Natural Gas: The Arkoma and Fayetteville Legacies

The Arkoma Basin, once home to aggressive horizontal drilling by Devon, BHP Billiton (which took a ~$15 billion impairment on its Fayetteville Shale acquisition), and XTO (now ExxonMobil), is now in managed decline mode. BHP sold its Fayetteville Shale to Merit Energy for $300 million in 2018 — a fraction of the $4.75 billion it paid to acquire it. That transaction stands as one of the most painful capital destruction events in U.S. shale history.

The lesson: not all shale plays are equal, and the Fayetteville's high water cut, complex completion requirements, and distance from premium markets made it uneconomic at scale once Haynesville and Marcellus competition intensified.

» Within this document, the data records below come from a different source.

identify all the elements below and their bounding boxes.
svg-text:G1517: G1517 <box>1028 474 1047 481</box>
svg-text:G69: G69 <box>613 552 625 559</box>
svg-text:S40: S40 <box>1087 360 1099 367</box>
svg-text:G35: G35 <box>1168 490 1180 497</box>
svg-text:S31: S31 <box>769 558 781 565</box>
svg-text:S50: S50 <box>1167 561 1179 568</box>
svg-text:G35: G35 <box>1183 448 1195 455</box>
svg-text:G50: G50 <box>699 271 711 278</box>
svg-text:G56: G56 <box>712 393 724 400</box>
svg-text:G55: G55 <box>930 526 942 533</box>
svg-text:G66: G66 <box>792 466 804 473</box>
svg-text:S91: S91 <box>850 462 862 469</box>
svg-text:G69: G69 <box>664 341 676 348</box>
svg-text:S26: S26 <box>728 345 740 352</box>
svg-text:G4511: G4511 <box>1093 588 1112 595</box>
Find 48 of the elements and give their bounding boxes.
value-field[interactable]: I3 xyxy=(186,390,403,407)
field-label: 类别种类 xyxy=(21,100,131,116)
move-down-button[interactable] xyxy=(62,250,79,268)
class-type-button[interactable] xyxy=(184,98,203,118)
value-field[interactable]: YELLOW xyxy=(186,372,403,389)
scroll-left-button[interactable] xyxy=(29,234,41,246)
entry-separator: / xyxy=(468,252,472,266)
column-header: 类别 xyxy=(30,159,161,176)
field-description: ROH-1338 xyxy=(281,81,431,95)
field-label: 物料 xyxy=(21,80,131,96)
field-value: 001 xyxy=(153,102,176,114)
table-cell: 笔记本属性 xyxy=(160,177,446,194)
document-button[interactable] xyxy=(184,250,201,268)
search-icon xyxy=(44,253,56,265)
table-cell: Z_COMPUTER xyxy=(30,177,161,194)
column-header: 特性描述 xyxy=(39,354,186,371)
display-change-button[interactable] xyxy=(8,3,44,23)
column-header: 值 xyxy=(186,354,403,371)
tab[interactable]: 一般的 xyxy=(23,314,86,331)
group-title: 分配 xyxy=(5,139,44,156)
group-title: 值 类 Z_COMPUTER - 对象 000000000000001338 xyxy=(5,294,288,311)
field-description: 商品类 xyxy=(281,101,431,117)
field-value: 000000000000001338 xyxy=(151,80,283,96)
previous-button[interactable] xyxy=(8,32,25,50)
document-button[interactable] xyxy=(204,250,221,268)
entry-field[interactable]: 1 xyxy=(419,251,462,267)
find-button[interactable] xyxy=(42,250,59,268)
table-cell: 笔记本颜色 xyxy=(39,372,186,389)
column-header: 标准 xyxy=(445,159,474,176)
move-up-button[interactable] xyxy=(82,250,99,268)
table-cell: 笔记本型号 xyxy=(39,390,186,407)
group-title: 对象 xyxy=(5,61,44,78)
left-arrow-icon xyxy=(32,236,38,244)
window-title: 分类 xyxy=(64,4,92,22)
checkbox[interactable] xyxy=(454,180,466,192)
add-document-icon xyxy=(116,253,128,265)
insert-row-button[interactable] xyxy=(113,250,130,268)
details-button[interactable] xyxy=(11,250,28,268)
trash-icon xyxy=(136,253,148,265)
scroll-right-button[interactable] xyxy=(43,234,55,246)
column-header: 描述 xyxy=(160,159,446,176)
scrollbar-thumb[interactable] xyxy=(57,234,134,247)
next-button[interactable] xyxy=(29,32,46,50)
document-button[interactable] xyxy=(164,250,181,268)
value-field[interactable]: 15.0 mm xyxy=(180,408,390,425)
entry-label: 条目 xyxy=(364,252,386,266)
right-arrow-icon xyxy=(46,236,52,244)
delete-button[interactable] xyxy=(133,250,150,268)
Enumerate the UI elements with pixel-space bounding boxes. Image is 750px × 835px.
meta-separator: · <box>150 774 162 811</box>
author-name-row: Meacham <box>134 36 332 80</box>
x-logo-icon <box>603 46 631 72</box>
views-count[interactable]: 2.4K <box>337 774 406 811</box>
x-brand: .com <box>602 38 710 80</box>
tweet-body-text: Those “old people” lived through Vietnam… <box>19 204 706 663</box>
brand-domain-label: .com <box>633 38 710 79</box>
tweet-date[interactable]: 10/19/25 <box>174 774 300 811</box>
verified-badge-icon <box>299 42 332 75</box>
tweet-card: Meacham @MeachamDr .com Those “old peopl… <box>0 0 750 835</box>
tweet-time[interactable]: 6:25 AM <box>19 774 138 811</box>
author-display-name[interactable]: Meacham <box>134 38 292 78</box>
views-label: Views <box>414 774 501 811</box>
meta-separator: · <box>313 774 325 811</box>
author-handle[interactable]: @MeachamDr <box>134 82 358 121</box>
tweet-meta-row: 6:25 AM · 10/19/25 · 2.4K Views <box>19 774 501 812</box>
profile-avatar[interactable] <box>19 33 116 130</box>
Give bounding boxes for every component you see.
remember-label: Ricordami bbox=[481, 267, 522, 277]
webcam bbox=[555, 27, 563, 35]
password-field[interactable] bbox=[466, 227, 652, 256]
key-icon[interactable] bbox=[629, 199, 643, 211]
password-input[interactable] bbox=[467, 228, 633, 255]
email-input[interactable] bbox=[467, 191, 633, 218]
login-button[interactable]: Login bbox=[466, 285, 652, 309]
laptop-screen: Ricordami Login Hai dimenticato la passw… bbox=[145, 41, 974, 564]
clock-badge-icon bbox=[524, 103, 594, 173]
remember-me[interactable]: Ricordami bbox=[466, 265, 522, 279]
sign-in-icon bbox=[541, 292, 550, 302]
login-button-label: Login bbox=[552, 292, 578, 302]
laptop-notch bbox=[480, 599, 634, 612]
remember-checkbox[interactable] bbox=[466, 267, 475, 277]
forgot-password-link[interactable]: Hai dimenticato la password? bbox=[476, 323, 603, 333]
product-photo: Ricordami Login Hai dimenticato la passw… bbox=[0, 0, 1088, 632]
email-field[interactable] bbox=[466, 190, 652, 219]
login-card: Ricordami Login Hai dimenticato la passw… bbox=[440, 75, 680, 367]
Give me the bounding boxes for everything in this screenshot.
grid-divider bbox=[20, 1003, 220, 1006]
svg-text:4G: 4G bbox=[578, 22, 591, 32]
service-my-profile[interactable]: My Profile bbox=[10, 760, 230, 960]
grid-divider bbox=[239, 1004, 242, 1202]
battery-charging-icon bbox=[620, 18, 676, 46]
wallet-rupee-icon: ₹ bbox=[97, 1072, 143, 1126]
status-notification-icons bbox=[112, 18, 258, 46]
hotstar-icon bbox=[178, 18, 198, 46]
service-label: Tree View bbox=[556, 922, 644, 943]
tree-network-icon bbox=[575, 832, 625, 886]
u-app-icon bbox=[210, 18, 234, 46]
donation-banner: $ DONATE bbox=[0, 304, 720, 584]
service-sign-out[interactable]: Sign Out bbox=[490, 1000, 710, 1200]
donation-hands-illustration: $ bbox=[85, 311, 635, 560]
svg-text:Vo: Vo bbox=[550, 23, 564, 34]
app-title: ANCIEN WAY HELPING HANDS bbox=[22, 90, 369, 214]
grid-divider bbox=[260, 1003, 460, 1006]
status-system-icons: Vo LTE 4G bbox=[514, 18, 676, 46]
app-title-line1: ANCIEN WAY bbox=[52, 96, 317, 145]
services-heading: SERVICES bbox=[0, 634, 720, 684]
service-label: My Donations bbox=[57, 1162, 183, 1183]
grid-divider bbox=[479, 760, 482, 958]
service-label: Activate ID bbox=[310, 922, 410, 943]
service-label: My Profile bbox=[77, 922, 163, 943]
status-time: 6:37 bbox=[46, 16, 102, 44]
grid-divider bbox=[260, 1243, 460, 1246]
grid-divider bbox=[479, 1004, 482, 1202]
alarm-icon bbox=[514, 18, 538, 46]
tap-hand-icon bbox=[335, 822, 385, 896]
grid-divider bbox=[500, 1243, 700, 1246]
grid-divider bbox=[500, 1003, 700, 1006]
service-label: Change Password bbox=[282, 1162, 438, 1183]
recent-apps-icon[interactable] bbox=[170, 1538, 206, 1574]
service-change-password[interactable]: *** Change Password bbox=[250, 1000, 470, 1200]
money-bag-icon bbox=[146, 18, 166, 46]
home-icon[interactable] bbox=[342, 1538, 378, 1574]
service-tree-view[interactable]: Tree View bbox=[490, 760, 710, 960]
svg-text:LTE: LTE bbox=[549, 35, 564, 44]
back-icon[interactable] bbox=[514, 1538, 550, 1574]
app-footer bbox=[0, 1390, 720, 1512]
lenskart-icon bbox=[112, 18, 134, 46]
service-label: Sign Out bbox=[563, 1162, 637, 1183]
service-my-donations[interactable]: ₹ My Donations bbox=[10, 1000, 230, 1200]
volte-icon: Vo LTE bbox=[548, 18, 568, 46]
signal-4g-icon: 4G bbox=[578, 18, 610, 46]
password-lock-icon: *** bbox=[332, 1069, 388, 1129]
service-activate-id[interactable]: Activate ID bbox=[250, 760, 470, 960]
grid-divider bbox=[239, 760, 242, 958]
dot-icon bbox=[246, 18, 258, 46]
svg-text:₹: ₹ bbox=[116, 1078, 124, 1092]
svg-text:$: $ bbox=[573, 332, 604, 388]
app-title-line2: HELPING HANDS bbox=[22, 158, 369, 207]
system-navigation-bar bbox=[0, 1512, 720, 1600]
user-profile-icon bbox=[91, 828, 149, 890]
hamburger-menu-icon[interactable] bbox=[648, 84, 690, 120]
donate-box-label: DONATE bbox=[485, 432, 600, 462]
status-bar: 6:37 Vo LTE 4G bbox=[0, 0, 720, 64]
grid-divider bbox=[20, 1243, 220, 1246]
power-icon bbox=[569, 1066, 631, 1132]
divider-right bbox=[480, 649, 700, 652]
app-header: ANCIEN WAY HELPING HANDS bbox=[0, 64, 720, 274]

Is the Midcontinent Done Growing?

Probably yes, at the macro level. The Permian will always command better capital allocation for new drilling given its superior well economics and infrastructure. But "not growing" doesn't mean "irrelevant." The Midcontinent's existing production — roughly 400,000+ boe/d — contributes to U.S. supply, employs tens of thousands of Oklahomans, and represents decades of sunk capital that continues to generate returns.

The next chapter may be in enhanced oil recovery (EOR) — particularly CO2 flooding in the conventional Anadarko formations — as carbon capture economics improve and the basin's mature reservoirs become candidates for tertiary production. It's a long-shot, slow-cycle proposition, but it's the kind of thing that gets discussed when growth is off the table.

The Midcontinent isn't exciting. It's also not going away. For operators who've learned to extract value from mature, complex assets, it remains a viable business — just not one that moves the needle for Wall Street.